En Meneertje Mertens vraagt zich af waar al die mensen toch naartoe rijden op een zaterdagochtend. La Nonna gaan bezoeken zeker? We proberen eens te stoppen, maar alle parkings staan stampvol.

We sturen eens een foto door naar de Verhelstjes wegens “Otto”.

Op de derde parking vinden we uiteindelijk een plekje om te staan. Eenmaal we Venetië gepasseerd zijn, wordt het verkeer eindelijk rustiger. En de temperatuur gaat ook geleidelijk aan naar omhoog. Begonnen aan 17 graden, gaat het nu al naar 23 graden. Hoera! We genieten van de rustige rit, en beslissen rond 12u30 van de autosnelweg af te gaan om een tankstation te zoeken, en om een plekje te zoeken om iets te eten. Ik vind op Park4Night een plek in het nabije dorp Palmanova (in Udine), aan een kerkhof.

We stappen uit en aaaaaaaaaaaaah wat is het hier zalig. Warmer, windje, het ruikt naar gras, de krekels tsjirpen… mijn eerste reactie is: ik wil hier wel blijven overnachten ook! Meneertje Mertens reageert een beetje onderkoeld (“ik zou nog wat verder willen rijden”), maar hij is ook snel om. We brengen een bezoekje aan het kerkhof (gi-gan-tsich), eten onze pizza’s op, en vertrekken voor een wandeling naar het stadje.

We belandden hier “op den bots”, en wat blijkt: we botsten op een speciaal stadje. Het is een fort in de vorm van een ster, op het einde van de 16e eeuw gebouwd door Marino Grimano.

Via één van de vele toegangspoorten gaan we het stadje binnen.

Even denken we dat Vauban er rondspookt.

Als er een kapelletje is, dan weten we het wel te vinden.

Het centrale plein is gigantisch.

Het volledige stadje is omwald.

Terug bij de camper kijken we naar de koers (ja, het regent nog aan het Lago Maggiore), en brengen de late namiddag en avond op ons gemakje door. Het is hier heerlijk rustig. 

Verwante Berichten:

Misschien lees je dit ook graag:

11 reacties

  1. Voor de rijstvelden in Piemonte is het water wel goed. Alhoewel het warmer moet zijn. Fijn dat jullie laatste overnachtingsplek zo’n pareltje was qua stad. Ik gun jullie nog vele parels in Kroatië in zonnige omstandigheden.

  2. Groot gelijk om de regen achter je te laten, hét grote voordeel van camperen.
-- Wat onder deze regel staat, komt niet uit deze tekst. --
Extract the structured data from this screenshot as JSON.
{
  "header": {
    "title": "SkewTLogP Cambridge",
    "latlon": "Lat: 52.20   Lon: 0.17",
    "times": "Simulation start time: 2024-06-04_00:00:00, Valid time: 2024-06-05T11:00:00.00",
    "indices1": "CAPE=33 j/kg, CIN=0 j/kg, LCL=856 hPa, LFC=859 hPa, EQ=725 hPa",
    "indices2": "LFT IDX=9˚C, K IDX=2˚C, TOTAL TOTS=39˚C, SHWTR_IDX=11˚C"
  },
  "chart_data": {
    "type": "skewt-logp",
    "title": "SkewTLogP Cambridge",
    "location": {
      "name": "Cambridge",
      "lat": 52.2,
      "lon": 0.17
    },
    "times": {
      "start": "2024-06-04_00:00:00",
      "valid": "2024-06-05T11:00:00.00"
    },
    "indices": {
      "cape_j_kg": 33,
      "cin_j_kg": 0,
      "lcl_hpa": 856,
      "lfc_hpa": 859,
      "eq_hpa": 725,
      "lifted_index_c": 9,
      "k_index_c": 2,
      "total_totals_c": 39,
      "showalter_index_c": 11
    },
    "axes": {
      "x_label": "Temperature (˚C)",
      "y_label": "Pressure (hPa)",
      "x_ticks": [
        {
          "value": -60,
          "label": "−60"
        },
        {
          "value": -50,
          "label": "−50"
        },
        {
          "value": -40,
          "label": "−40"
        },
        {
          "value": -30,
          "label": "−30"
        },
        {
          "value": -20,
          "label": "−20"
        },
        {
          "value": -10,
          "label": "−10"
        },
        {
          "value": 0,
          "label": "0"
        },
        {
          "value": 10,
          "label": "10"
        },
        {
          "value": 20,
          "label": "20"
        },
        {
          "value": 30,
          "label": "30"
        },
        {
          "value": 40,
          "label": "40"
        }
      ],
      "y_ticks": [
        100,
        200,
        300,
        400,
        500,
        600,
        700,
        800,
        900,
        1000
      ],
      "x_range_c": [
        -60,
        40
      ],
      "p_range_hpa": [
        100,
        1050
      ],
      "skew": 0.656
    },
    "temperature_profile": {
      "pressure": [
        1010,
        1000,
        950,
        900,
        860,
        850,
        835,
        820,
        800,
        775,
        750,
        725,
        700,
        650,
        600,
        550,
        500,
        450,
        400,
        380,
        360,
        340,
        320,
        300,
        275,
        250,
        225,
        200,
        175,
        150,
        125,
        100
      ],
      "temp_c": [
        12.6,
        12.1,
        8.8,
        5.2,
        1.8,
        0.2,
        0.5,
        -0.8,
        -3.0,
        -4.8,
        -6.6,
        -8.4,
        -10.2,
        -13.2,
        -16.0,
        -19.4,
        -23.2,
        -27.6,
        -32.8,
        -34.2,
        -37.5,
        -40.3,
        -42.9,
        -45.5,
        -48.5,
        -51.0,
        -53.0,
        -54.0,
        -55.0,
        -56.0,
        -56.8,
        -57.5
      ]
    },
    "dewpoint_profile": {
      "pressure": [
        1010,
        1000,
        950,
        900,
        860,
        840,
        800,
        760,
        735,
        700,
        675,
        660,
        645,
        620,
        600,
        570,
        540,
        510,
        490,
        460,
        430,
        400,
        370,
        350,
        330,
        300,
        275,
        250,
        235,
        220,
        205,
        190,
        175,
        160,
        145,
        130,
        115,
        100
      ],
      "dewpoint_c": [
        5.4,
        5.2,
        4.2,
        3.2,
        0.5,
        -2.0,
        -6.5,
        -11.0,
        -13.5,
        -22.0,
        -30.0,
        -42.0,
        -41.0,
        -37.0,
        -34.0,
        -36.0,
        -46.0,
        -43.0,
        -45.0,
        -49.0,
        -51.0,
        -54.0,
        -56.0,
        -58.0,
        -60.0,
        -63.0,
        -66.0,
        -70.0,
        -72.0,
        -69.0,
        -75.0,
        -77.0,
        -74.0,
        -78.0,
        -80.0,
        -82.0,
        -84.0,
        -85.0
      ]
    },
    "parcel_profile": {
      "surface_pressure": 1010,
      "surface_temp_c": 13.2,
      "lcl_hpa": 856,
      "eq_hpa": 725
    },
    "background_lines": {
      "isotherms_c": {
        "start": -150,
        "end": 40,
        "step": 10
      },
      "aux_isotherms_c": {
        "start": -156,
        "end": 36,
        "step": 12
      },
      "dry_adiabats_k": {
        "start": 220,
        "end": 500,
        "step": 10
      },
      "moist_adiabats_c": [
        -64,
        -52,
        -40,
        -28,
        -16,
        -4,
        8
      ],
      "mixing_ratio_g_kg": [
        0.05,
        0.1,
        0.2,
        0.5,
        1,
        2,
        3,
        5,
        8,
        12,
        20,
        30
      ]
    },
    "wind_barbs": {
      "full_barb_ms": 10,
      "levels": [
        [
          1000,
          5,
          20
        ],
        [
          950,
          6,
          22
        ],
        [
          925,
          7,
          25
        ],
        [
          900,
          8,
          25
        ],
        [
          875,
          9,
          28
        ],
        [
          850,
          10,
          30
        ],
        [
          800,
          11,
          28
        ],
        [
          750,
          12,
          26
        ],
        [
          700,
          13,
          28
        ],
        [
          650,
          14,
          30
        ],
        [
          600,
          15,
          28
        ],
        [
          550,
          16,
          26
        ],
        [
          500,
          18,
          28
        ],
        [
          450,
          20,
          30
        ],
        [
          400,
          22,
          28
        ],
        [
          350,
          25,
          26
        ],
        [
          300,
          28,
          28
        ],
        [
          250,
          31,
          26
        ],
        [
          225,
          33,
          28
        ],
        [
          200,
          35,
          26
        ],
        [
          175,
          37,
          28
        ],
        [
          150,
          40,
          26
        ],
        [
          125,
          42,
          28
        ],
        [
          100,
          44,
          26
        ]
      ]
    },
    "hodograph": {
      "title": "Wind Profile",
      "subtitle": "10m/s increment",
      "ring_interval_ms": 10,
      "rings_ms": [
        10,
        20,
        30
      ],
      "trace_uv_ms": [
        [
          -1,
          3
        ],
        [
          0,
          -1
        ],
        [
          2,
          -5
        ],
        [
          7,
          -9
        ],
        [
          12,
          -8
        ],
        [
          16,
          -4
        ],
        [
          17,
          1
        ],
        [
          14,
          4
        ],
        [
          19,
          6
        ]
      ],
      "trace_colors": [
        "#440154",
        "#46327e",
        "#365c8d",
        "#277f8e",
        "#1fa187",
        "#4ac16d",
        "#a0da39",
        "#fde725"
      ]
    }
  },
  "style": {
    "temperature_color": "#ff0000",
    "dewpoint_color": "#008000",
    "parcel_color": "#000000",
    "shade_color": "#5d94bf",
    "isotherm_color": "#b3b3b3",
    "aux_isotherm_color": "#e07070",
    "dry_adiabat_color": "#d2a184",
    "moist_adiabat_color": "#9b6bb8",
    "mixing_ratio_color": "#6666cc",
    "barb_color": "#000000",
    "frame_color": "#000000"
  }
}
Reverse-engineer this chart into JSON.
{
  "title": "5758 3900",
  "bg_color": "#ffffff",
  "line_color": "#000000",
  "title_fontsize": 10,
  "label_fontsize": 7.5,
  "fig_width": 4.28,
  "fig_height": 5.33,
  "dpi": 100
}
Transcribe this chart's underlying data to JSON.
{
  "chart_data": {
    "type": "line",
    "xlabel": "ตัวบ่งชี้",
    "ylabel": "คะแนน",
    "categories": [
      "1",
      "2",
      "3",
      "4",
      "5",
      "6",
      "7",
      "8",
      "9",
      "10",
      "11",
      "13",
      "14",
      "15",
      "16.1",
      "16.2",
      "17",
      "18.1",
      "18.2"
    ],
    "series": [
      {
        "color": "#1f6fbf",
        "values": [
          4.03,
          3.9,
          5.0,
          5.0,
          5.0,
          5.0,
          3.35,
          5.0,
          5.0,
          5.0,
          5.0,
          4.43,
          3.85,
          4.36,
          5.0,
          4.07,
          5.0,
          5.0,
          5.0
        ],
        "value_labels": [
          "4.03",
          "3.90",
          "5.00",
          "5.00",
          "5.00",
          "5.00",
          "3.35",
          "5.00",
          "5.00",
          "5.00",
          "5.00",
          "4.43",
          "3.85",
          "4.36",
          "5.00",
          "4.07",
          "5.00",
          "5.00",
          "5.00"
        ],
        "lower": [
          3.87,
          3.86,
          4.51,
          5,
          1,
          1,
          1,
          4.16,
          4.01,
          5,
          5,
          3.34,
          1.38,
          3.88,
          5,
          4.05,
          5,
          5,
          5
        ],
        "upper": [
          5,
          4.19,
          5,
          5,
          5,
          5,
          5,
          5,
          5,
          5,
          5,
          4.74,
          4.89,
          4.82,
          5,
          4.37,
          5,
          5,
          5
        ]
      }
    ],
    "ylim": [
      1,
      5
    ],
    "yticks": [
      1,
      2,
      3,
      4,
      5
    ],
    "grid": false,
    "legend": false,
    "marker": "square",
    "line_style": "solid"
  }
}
Italië en regen, ik kon het me vroeger moeilijk voorstellen, dit jaar is het verschrikkelijk, ook voor de mannen van de koers.
    Geniet de omgeving, de rust en vooral de zon.

  3. ah ik was ooit in Stresa voor een IT conferentie bij Heineken in zo’n vergane glorie “Palace” hotel. ‘k vond het wel leuk…allé, als je er voor het werk moet zijn, kan je op slechtere plekken zitten.